Rien de plus simple. Il suffit de connaître la technique que je vais vous apprendre.

J’ai été élevée au riz et je le cuisine très souvent encore aujourd’hui. Je crois bien  que l’ustensile de cuisine que j’utilise le plus est ma (chère) riseuse. Une riseuse oui.

Le riz

Je préconise d’utiliser du riz basmati, systématiquement, dans la méthode de cuisson que je vais vous apprendre. Le riz thaï est à mon sens un peu trop « collant » et difficile à maîtriser, tandis que le riz gluant se cuit complètement différemment. Ce n’est là cependant que mon avis, qui n’est pas universel, chacun ses goûts.

Les ustensiles

L’idéal pour cuisiner un vrai riz asiatique est de posséder une riseuse, ou « cocotte à riz », « cuiseur à riz » ou « rice-cooker », appelez-là comme vous le voulez. Vous en trouverez chez les fabricants d’électroménager classiques, type Seb pour ne pas le citer, ou encore dans les épiceries/magasins asiatiques, ou bien aussi dans les petits bouis-bouis fourre-tout que l’on peut trouver à Paris, et dans un desquels j’ai trouvé ma riseuse à 19 euros qui marche très bien depuis 5 ans, merci. Comme quoi, pas la peine de se prendre la tête.

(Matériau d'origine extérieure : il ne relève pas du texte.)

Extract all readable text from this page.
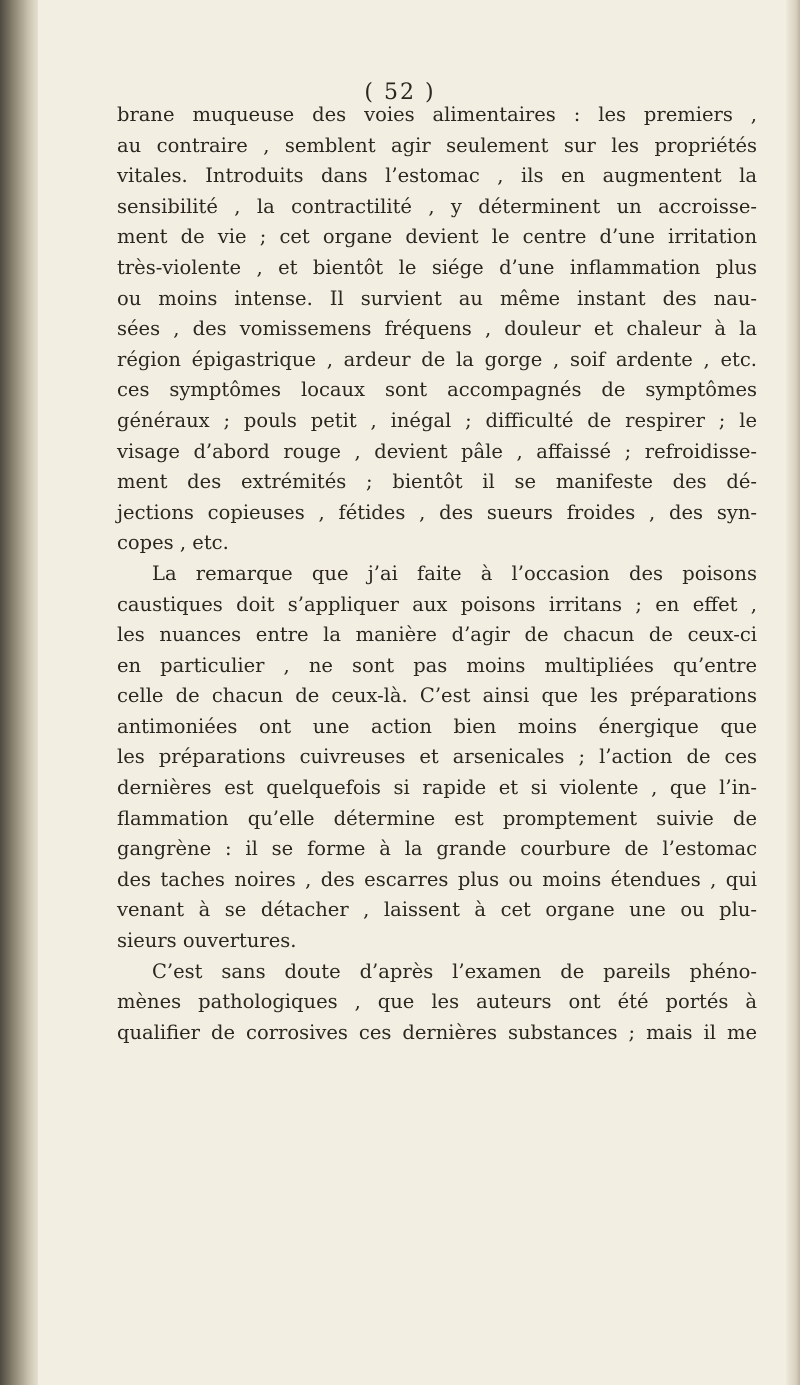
( 52 )
brane muqueuse des voies alimentaires : les premiers ,
au contraire , semblent agir seulement sur les propriétés
vitales. Introduits dans l’estomac , ils en augmentent la
sensibilité , la contractilité , y déterminent un accroisse-
ment de vie ; cet organe devient le centre d’une irritation
très-violente , et bientôt le siége d’une inflammation plus
ou moins intense. Il survient au même instant des nau-
sées , des vomissemens fréquens , douleur et chaleur à la
région épigastrique , ardeur de la gorge , soif ardente , etc.
ces symptômes locaux sont accompagnés de symptômes
généraux ; pouls petit , inégal ; difficulté de respirer ; le
visage d’abord rouge , devient pâle , affaissé ; refroidisse-
ment des extrémités ; bientôt il se manifeste des dé-
jections copieuses , fétides , des sueurs froides , des syn-
copes , etc.
La remarque que j’ai faite à l’occasion des poisons
caustiques doit s’appliquer aux poisons irritans ; en effet ,
les nuances entre la manière d’agir de chacun de ceux-ci
en particulier , ne sont pas moins multipliées qu’entre
celle de chacun de ceux-là. C’est ainsi que les préparations
antimoniées ont une action bien moins énergique que
les préparations cuivreuses et arsenicales ; l’action de ces
dernières est quelquefois si rapide et si violente , que l’in-
flammation qu’elle détermine est promptement suivie de
gangrène : il se forme à la grande courbure de l’estomac
des taches noires , des escarres plus ou moins étendues , qui
venant à se détacher , laissent à cet organe une ou plu-
sieurs ouvertures.
C’est sans doute d’après l’examen de pareils phéno-
mènes pathologiques , que les auteurs ont été portés à
qualifier de corrosives ces dernières substances ; mais il me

Cependant, si vous ne possédez pas une riseuse, et ne souhaitez pas investir, pas de souci!!! Même si la cuisson au rice cooker est toujours meilleur, vous pouvez obtenir presque le même résultat dans une casserole. Alors quel est l’intérêt d’une riseuse me direz-vous? (et vous aurez bien raison). Et bien c’est qu’elle s’arrête pile poil quand le riz est bien cuit. Pas de risque donc de le faire brûler, trop cuire, pas assez…. C’est le confort quoi. Et en plus elle garde le riz au chaud… (histoire de prendre l’apéro tranquille).

Mais si vous surveillez un tant soit peu la cuisson du riz, la casserole ira très bien.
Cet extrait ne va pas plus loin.